I remember how my lost connection with the Lord lead me to series of failures and devastations. I was engulfed with excitement upon entering senior high as it was like entering a new world. Not only was it liberating to leave toxic and failed friendships behind, I was also starting to feel in control of my own life. With a taste of independence, I got so amused with the noise and freedom my new world had to offer that I lost myself along the process. I started to do things my own way as my faith withered. Because of this, wrong decisions were made and it lead to failures that scarred me. Looking back now, I understood that it was a vital experience for me to undergo in order to learn lifelong lessons that would embark my growth. If I never got lost, I would never value home. In the course of my failing season, I learned how to smile with my scars because these very scars are what taught me to feel.

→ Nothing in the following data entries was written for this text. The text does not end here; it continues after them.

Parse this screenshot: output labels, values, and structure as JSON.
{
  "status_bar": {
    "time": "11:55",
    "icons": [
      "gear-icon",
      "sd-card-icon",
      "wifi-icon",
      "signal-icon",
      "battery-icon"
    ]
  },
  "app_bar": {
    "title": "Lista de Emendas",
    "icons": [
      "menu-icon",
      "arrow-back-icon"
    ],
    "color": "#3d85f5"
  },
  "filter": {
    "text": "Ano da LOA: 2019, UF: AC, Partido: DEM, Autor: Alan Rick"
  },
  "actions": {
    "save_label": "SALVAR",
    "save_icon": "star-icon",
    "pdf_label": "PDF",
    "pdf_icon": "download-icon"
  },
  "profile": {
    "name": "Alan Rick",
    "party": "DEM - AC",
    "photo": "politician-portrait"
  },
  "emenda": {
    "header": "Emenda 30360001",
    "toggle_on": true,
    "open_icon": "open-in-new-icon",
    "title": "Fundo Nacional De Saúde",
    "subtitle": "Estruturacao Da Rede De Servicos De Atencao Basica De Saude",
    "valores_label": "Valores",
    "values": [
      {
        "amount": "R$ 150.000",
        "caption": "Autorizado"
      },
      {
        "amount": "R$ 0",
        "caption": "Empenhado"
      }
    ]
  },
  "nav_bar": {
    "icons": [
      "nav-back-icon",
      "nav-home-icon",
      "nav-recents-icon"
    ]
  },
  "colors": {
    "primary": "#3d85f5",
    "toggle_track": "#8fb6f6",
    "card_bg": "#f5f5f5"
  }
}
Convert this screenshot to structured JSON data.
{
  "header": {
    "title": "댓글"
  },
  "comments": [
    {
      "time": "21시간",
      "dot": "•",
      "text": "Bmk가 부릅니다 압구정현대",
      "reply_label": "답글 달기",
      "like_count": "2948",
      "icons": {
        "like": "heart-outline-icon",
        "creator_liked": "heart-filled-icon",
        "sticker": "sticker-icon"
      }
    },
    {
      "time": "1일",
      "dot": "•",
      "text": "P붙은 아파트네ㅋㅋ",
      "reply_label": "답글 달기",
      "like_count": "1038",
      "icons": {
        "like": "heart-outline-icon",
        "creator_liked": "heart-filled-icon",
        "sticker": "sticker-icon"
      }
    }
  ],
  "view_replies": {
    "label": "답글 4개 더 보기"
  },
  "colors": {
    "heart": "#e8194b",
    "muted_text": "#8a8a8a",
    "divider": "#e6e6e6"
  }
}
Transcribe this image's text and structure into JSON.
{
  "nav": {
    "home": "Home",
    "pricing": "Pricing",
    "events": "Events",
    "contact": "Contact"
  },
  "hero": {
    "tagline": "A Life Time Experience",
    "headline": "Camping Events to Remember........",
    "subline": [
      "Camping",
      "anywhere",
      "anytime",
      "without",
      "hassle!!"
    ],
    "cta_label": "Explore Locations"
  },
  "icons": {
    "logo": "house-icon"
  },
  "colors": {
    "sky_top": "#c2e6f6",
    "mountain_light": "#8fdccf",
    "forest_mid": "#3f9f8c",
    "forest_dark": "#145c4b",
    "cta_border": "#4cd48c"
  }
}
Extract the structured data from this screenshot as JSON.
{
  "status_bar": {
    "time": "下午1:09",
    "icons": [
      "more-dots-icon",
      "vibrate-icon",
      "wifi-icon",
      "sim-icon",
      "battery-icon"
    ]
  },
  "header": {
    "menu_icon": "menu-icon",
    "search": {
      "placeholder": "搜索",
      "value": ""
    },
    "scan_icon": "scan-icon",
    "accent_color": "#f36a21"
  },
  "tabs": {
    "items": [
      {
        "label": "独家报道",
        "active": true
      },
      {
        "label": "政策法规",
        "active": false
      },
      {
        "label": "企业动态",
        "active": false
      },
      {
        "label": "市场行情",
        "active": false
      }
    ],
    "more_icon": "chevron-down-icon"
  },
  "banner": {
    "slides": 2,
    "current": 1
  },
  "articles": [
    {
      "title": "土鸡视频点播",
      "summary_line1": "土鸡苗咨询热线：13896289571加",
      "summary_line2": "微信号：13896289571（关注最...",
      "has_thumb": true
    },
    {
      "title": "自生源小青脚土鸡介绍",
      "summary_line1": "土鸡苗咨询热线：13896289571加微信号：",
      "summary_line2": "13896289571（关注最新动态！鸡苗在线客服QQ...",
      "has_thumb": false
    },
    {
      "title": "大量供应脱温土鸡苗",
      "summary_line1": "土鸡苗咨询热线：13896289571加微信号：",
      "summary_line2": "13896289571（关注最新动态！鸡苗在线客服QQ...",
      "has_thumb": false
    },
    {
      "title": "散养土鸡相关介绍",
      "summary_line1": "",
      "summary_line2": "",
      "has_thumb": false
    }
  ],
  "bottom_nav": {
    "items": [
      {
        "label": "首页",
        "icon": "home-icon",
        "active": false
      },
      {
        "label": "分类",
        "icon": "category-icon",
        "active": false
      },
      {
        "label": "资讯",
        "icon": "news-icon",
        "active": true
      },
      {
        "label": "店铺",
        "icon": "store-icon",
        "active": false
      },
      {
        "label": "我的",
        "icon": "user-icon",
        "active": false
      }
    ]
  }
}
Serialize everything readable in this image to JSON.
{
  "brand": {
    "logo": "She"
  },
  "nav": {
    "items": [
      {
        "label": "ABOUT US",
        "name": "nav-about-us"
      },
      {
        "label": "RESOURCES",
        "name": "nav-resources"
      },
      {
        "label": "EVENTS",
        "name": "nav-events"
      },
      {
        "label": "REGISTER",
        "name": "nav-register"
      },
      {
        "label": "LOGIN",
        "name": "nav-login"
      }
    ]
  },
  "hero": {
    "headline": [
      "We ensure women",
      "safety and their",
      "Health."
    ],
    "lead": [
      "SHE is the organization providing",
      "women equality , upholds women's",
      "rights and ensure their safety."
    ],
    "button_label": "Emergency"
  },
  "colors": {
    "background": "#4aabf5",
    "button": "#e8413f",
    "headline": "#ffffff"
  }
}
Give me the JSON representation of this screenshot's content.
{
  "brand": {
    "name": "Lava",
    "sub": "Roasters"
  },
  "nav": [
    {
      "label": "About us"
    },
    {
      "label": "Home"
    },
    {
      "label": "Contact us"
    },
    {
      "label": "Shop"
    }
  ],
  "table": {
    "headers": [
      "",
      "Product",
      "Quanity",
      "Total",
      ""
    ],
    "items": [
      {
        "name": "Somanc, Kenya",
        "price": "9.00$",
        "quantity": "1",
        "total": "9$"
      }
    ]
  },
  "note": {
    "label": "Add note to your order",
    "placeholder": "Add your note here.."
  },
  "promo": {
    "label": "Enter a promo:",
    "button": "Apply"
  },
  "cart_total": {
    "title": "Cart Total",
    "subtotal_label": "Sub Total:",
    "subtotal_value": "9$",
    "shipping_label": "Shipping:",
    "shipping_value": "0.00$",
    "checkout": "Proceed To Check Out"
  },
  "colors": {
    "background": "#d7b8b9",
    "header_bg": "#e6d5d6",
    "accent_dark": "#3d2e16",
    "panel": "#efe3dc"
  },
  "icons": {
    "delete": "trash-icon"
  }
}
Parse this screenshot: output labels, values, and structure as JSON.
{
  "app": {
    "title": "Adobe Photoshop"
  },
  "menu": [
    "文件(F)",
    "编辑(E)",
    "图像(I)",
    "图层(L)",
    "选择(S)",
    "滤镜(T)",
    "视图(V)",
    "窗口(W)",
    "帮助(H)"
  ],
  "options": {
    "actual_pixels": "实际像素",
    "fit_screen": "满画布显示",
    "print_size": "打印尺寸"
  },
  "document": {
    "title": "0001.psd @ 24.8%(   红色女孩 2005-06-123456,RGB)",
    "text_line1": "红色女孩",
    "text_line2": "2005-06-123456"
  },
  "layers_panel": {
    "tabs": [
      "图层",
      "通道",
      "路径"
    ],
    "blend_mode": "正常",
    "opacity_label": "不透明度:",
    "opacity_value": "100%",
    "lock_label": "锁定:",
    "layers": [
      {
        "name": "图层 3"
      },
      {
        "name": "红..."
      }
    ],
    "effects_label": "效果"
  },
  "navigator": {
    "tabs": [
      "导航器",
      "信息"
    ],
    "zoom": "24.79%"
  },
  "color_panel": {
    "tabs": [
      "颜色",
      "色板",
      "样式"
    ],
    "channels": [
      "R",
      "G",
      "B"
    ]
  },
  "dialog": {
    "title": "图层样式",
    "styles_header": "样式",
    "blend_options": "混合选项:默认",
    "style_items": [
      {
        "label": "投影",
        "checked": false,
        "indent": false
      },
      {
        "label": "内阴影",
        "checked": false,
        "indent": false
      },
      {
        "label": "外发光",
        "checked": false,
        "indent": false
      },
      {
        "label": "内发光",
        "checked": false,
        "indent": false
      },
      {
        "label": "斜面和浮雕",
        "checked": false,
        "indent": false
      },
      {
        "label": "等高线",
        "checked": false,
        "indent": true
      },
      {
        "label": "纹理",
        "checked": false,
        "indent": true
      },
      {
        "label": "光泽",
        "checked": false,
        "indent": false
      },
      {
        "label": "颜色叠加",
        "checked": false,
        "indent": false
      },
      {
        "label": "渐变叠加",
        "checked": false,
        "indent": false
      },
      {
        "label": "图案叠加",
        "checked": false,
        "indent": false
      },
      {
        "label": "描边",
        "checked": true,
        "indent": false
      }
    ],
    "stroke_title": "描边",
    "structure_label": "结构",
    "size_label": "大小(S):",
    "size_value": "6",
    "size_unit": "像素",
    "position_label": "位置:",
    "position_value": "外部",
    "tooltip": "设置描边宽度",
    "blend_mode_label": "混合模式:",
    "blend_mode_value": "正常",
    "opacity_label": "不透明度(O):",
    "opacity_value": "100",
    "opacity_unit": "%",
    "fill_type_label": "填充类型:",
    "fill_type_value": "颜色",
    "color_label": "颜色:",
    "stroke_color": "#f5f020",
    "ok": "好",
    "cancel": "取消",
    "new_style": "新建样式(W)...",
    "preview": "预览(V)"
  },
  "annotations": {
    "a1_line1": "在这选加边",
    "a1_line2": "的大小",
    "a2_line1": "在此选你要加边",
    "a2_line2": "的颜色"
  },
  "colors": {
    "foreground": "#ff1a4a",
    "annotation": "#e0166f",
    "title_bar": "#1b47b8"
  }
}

In the end, growth and maturity is seen on how I handle the storms of my life. As Evan Ford says in his song: “And when the wind and waves come down, I’ma keep rowing.” In the passion of my youth, sticks and stones have bruised me, causing me to stumble and fail. Now, I have reconciled with the truth that failures are bound to happen often because I am still in the season of learning. I am at a time in my life where I would be continuously scarred with errors and mistakes. I am at a time in my life where progress is continuously being made, little by little. There is no need to rush anything because I may not be there yet and I still have a long journey ahead of me, but I would surely bloom beautifully in due season.